Преподобный Льюис Меррил нахмурился. Он начал заикаться.
— Оуэн М-м-мини не то чтобы очень в-в-верил, что он второй Иисус, но он спросил меня, если я мог поверить в одно н-н-непорочное зачатие, почему я не могу поверить в другое?
— Да, это вполне в его духе.
— Оуэн в-в-верил, будто все, что с ним с-с-случается, имеет особое п-п-предназначение — будто Б-б-бог хотел придать истории его жизни определенный с-с-смысл. Бог в-в-выбрал Оуэна, — сказал пастор Меррил.
— А вы в это верите? — спросил я его.
— Моя вера… — начал было он, затем вдруг осекся. — Я думаю… — начал он снова, затем снова замолк. — Очевидно, Оуэн Мини был н-н-наделен некими с-с-способ-ностями пред-д-двидения; образы б-б-будущего — это не такое уж исключительное дело, знаешь ли, — сказал он.
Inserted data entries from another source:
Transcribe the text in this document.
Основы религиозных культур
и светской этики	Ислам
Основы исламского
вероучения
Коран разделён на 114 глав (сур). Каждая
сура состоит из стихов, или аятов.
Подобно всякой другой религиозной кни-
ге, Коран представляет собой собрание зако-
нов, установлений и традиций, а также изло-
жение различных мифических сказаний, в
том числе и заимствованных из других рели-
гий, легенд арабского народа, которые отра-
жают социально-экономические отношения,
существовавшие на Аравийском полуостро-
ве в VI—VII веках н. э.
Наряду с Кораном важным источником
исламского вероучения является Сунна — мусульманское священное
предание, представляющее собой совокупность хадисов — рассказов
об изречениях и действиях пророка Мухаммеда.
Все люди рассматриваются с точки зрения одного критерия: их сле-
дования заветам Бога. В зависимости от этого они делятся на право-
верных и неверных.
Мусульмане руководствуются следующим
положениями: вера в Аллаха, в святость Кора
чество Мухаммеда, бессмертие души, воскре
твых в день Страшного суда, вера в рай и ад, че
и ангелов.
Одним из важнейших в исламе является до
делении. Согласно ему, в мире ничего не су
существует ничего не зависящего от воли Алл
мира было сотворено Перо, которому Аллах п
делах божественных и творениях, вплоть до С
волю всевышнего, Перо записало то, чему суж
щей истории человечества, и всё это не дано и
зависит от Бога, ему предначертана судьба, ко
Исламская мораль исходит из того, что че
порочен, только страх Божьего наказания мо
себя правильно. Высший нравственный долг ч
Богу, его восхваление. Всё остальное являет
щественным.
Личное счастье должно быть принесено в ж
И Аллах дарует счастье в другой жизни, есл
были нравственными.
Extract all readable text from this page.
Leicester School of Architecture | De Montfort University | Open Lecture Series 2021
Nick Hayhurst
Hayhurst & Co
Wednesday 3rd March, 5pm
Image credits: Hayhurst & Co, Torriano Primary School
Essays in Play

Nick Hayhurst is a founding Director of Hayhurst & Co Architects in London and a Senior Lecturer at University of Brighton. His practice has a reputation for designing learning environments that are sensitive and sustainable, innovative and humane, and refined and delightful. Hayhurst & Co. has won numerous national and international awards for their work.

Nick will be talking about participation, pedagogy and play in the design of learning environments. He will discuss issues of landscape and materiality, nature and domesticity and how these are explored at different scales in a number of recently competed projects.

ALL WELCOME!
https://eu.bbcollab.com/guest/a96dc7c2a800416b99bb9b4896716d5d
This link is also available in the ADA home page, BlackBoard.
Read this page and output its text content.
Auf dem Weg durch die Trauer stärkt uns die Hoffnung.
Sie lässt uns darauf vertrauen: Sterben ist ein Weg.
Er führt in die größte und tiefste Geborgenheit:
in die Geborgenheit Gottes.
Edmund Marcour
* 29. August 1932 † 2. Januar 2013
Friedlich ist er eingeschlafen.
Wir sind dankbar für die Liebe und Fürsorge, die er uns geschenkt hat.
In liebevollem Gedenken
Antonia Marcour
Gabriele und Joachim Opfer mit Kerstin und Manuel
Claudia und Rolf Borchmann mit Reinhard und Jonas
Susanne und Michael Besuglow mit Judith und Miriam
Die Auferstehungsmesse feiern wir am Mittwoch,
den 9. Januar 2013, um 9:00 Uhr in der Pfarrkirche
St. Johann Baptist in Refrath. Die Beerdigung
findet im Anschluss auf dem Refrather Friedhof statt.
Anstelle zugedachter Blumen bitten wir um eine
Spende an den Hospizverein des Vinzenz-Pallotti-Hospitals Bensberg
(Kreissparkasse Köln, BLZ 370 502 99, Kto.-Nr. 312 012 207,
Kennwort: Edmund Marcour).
Я разозлился на преподобного мистера Меррила за то, что он сделал из Оуэна Мини то же самое, что так часто делал из Иисуса Христа или из самого Бога — объект для «метафизических спекуляций». Он превратил Оуэна Мини в научную загадку, и я ему прямо об этом сказал.
— А тебе хотелось бы считать Оуэна и все, что с ним произошло, ч-ч-чудом — ведь так? — спросил меня мистер Меррил.
— А разве в этом нет никакого чуда? — ответил я вопросом на вопрос. — Вы ведь не можете не согласиться, что все это, по крайней мере, выходит за рамки обычного!
— Ты говоришь, как настоящий новообращенный, — снисходительно заметил мистер Меррил. — Я бы постарался не смешивать свое г-г-горе с подлинной — религиозной верой…
— А мне кажется, вы сами не очень-то верите! — в запальчивости выдал я.